Hi everyone,
I can totally relate to what Vanessa is feeling. My mother was diagnosed about 3 years ago she is 59. She started displaying symptoms when I was living away. It's one of the reasons I returned home, although like you said I felt quite nervous at having to face to prospect that my mum was not who she used to be. It was really hard to see someone you love change completely. At that point, mum was struggling to do everyday things like the washing and cooking, even talking on the phone was really difficult. Now she needs help and prompting with everything. My dad is her full-time carer and is coping far better than me or my sisters. He still sees her as the woman he married 35 years ago whereas I find it so hard to accept this nasty disease which has destroyed my lovely mum. She never complains, she was aware of the diagnosis and still has some insight, she says things like "you know what I'm like."

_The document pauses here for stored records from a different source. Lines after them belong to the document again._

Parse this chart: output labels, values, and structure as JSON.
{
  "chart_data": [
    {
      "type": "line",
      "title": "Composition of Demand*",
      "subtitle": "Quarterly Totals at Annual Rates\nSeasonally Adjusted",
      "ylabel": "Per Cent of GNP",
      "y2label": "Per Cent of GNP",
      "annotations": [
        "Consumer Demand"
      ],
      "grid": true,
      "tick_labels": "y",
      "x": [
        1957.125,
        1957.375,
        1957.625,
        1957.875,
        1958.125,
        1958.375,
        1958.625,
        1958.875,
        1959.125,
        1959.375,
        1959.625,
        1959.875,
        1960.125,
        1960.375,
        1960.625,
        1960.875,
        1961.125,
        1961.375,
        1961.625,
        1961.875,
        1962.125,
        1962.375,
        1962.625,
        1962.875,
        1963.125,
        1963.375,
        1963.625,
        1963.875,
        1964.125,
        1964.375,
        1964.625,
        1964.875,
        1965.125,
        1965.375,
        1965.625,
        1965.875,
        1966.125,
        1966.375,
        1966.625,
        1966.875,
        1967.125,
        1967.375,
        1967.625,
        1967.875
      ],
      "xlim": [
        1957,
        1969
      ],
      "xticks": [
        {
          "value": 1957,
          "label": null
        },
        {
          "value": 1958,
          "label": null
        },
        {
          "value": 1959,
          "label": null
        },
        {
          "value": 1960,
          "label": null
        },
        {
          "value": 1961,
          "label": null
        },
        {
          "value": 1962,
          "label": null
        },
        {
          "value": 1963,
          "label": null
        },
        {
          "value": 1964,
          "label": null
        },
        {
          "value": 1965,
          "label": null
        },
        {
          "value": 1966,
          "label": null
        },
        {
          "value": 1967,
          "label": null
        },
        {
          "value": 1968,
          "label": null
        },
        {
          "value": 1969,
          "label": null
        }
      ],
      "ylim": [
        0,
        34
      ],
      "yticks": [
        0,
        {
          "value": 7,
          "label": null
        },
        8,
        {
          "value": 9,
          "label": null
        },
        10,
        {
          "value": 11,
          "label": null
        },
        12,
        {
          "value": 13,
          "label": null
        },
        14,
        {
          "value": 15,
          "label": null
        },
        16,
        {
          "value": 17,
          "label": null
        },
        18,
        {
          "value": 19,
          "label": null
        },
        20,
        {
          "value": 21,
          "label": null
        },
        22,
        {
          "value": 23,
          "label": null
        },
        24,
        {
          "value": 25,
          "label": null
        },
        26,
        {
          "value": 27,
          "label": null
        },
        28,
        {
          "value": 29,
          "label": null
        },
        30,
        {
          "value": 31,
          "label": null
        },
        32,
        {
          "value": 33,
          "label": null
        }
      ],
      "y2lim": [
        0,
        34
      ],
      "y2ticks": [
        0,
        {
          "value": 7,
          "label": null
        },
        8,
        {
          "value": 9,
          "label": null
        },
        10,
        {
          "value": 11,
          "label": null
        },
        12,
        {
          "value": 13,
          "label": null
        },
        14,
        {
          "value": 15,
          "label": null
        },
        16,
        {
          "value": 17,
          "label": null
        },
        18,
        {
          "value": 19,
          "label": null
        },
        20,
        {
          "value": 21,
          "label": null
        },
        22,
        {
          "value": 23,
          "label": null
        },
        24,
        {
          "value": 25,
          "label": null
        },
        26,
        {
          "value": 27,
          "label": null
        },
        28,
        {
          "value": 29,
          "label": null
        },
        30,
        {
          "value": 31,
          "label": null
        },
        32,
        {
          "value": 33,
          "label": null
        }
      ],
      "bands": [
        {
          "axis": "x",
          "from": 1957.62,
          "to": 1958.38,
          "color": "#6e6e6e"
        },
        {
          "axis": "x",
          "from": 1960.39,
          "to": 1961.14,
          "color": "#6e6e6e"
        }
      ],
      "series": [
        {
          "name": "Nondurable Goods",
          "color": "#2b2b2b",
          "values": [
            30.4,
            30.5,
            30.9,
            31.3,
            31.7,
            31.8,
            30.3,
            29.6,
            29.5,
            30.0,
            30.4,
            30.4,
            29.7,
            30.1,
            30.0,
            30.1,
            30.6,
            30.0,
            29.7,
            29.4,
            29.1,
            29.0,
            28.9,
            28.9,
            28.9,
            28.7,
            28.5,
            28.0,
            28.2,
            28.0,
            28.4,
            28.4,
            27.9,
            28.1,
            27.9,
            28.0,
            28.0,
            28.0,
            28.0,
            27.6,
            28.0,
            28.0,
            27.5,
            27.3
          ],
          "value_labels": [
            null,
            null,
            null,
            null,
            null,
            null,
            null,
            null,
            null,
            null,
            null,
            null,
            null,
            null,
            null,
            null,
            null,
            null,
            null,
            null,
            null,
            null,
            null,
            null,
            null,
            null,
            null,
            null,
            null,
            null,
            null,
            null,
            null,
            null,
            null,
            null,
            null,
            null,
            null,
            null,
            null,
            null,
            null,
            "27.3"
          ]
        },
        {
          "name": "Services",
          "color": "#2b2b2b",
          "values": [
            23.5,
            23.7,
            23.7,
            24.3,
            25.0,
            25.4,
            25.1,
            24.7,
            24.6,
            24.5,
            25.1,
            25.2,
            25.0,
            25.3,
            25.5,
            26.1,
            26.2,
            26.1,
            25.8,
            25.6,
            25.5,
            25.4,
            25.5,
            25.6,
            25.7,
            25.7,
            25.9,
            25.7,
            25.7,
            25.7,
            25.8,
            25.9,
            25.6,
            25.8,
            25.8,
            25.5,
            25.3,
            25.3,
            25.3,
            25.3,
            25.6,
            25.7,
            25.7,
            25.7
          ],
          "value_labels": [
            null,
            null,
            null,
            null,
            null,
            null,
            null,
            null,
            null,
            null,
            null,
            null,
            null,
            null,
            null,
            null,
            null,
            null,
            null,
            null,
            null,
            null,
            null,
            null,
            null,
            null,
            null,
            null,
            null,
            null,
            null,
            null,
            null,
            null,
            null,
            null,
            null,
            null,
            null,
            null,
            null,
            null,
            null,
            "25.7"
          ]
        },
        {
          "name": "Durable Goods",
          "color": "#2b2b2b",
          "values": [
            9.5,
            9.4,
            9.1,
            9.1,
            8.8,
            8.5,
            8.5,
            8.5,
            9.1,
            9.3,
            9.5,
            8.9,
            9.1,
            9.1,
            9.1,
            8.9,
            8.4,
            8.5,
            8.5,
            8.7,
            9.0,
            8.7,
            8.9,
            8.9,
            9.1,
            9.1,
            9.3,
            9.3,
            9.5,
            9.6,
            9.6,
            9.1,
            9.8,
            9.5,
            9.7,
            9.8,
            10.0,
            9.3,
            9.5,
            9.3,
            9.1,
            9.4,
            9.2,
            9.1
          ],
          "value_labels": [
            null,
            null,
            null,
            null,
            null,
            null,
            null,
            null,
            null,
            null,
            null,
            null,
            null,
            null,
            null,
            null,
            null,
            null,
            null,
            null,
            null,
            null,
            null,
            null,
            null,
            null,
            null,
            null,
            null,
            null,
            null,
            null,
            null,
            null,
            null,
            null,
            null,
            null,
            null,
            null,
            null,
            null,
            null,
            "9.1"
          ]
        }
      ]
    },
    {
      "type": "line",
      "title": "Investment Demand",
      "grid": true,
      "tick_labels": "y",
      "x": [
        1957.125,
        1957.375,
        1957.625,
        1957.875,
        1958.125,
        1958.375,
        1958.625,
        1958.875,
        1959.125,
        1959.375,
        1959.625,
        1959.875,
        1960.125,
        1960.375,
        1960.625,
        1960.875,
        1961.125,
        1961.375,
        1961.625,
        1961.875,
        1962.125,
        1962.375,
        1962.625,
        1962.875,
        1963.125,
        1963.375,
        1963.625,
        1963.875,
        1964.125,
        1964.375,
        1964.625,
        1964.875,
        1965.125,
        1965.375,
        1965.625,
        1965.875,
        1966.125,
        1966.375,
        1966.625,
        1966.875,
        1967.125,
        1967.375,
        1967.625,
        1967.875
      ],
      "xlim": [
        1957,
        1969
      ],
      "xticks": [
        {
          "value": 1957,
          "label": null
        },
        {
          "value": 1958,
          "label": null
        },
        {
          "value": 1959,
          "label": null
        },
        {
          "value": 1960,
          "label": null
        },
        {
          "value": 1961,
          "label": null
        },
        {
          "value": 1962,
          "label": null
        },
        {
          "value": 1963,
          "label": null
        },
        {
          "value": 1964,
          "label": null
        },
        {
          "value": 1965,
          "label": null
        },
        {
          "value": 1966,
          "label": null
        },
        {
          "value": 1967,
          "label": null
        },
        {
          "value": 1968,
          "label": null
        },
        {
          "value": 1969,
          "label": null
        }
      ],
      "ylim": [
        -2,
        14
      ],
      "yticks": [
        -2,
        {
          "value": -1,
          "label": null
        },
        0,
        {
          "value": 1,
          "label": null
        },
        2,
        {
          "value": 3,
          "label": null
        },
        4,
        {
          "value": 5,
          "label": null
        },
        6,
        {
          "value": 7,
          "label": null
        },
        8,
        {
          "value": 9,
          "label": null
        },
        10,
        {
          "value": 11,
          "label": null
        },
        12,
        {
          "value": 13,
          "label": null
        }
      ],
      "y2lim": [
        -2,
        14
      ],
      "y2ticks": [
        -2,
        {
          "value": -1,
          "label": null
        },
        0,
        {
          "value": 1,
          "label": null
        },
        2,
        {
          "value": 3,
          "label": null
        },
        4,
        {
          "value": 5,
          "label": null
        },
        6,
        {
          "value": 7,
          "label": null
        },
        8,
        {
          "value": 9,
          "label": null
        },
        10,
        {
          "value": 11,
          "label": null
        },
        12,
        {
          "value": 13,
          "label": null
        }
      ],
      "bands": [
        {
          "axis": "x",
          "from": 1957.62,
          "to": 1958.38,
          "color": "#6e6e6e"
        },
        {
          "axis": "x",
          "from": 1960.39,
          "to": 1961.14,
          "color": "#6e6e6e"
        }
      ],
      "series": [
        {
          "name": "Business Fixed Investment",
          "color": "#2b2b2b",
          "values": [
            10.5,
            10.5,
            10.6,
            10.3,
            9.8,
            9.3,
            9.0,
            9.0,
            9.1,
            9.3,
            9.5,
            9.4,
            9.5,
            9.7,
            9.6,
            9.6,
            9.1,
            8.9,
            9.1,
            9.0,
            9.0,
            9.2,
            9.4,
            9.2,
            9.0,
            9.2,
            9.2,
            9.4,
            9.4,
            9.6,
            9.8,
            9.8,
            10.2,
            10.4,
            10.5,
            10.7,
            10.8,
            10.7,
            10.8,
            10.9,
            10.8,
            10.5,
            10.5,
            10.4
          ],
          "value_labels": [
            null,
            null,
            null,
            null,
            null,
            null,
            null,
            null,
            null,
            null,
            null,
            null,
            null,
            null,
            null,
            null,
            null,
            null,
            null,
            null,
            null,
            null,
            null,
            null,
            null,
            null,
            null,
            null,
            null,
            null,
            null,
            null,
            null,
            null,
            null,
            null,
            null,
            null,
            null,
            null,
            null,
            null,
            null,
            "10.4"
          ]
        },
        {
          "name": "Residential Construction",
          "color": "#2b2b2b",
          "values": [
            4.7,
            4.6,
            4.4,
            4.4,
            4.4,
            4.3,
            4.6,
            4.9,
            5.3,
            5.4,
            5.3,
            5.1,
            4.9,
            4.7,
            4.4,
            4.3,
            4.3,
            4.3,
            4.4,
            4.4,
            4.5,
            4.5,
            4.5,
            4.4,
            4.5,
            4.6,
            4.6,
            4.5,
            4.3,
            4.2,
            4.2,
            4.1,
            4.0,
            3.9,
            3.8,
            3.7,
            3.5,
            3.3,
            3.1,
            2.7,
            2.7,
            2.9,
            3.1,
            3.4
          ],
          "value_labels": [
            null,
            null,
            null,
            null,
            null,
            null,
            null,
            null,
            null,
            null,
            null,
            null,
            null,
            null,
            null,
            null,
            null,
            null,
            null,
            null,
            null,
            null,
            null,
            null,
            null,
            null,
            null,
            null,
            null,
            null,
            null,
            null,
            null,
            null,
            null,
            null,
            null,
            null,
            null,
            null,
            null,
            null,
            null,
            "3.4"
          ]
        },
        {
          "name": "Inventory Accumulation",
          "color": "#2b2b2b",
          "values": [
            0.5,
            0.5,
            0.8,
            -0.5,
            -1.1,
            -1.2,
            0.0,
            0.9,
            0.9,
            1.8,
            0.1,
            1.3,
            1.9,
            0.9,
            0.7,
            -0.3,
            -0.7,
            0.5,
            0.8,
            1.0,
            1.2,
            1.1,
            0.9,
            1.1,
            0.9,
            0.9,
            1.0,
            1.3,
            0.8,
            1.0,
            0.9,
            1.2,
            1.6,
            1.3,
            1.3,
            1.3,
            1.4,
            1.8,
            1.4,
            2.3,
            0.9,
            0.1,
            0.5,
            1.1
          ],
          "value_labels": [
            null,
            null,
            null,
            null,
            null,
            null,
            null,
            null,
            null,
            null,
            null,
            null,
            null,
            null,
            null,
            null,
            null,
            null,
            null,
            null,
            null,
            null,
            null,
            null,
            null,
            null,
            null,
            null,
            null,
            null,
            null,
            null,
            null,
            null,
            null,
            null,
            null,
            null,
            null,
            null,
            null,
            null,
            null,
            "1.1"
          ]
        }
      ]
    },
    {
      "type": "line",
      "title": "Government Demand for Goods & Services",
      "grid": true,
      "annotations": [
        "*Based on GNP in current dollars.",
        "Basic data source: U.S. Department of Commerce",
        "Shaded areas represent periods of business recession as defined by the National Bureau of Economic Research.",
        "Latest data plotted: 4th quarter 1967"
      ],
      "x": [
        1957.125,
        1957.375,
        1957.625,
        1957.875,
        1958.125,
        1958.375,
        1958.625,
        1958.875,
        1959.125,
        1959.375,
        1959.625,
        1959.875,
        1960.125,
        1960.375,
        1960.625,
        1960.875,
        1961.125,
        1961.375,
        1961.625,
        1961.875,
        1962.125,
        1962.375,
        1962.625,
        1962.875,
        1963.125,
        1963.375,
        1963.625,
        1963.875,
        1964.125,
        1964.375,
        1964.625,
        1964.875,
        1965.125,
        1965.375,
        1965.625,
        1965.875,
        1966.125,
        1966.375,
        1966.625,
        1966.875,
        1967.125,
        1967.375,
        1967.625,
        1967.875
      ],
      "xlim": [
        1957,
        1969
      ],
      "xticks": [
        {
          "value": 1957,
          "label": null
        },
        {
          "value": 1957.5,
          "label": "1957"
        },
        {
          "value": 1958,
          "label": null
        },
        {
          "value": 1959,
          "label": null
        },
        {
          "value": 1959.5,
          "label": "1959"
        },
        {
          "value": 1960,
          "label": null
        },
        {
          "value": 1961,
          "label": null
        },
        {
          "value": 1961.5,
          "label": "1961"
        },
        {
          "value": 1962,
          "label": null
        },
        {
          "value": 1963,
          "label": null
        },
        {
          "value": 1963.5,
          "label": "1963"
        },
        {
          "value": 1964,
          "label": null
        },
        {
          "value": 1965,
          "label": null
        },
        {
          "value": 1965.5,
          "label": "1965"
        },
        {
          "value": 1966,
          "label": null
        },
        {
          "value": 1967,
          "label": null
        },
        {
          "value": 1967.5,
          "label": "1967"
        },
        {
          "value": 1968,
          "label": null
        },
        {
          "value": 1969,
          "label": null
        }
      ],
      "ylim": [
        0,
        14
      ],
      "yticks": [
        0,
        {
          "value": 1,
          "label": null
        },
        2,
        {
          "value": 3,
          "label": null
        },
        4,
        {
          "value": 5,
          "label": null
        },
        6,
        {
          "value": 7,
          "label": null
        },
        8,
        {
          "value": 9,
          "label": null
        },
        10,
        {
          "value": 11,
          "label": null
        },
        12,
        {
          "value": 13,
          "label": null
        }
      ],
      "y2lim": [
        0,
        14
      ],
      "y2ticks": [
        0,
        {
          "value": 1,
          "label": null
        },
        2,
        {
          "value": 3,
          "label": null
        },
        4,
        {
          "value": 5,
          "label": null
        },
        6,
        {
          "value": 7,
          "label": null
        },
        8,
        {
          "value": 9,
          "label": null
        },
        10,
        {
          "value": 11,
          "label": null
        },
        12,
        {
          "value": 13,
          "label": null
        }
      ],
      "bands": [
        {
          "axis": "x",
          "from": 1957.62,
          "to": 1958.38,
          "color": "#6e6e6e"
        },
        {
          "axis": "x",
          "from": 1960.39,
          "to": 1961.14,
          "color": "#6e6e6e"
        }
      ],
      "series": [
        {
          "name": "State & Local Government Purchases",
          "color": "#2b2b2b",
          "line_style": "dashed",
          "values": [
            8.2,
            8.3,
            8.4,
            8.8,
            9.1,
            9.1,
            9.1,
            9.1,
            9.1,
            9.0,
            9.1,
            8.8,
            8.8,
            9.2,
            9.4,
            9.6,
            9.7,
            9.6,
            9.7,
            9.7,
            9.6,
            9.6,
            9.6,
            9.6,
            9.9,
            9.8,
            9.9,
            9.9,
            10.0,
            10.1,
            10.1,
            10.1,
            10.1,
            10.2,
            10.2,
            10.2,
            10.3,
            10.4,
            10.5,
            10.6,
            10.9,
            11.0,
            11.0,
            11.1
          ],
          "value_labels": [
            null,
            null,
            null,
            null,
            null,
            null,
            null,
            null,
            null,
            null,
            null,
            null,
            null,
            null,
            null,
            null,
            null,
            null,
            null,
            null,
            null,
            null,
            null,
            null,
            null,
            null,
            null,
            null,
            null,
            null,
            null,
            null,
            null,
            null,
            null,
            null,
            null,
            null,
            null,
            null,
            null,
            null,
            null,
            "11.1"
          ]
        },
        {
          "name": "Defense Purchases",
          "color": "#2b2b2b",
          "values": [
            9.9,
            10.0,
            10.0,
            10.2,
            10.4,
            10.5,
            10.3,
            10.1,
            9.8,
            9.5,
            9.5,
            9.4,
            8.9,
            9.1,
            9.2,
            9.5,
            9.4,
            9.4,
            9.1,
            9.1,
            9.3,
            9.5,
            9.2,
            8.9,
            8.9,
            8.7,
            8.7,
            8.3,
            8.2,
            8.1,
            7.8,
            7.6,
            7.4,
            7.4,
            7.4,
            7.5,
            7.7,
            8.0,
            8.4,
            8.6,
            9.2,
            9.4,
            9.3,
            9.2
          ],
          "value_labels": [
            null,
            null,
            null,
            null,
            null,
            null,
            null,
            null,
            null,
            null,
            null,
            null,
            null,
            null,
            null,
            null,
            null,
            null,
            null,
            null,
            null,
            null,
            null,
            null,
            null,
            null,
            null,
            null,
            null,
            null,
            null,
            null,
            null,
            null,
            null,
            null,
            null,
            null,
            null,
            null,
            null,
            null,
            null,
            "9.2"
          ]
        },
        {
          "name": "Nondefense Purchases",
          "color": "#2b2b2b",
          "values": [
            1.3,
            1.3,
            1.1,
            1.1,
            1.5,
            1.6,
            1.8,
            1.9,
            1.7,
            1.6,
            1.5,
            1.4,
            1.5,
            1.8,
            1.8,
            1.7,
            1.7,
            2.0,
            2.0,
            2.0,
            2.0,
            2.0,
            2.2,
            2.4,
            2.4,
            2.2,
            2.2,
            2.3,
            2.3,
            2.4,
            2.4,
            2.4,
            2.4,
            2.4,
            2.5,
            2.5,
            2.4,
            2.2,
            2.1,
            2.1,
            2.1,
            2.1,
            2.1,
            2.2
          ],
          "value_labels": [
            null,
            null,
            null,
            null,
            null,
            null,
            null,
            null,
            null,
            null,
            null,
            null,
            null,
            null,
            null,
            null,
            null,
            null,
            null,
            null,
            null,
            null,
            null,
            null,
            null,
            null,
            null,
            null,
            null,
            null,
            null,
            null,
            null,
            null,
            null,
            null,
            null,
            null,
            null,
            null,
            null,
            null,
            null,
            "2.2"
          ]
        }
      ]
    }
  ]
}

I'm really struggling with it all at the moment, it comes in phases most of the time I don't think about it and just get on with things. But it sometimes just gets thrown in your face and you realise that everything is not ok. Mum has just come out of hospital after suffering 3 violent seizures. This happened while I was away on holiday. My family didn't contact me until they had the results of the scan which did not show any bleeding in the brain thank goodness, they didn't want to spoil my holiday but I would rather know. It seemed to be as a result of high blood sugars and mum has now been diagnosed as diabetic. Mum seems to have deteriorated since this episode. Sometimes I just feel so angry about it all and find it hard deal with. My sisters and I look after my mum on weekends we try to do it together as it is easier, my dad can then go for a pint with friends as he misses social interaction having had to retire early in order to care for mum.
Sorry for ranting everyone just a bad day!!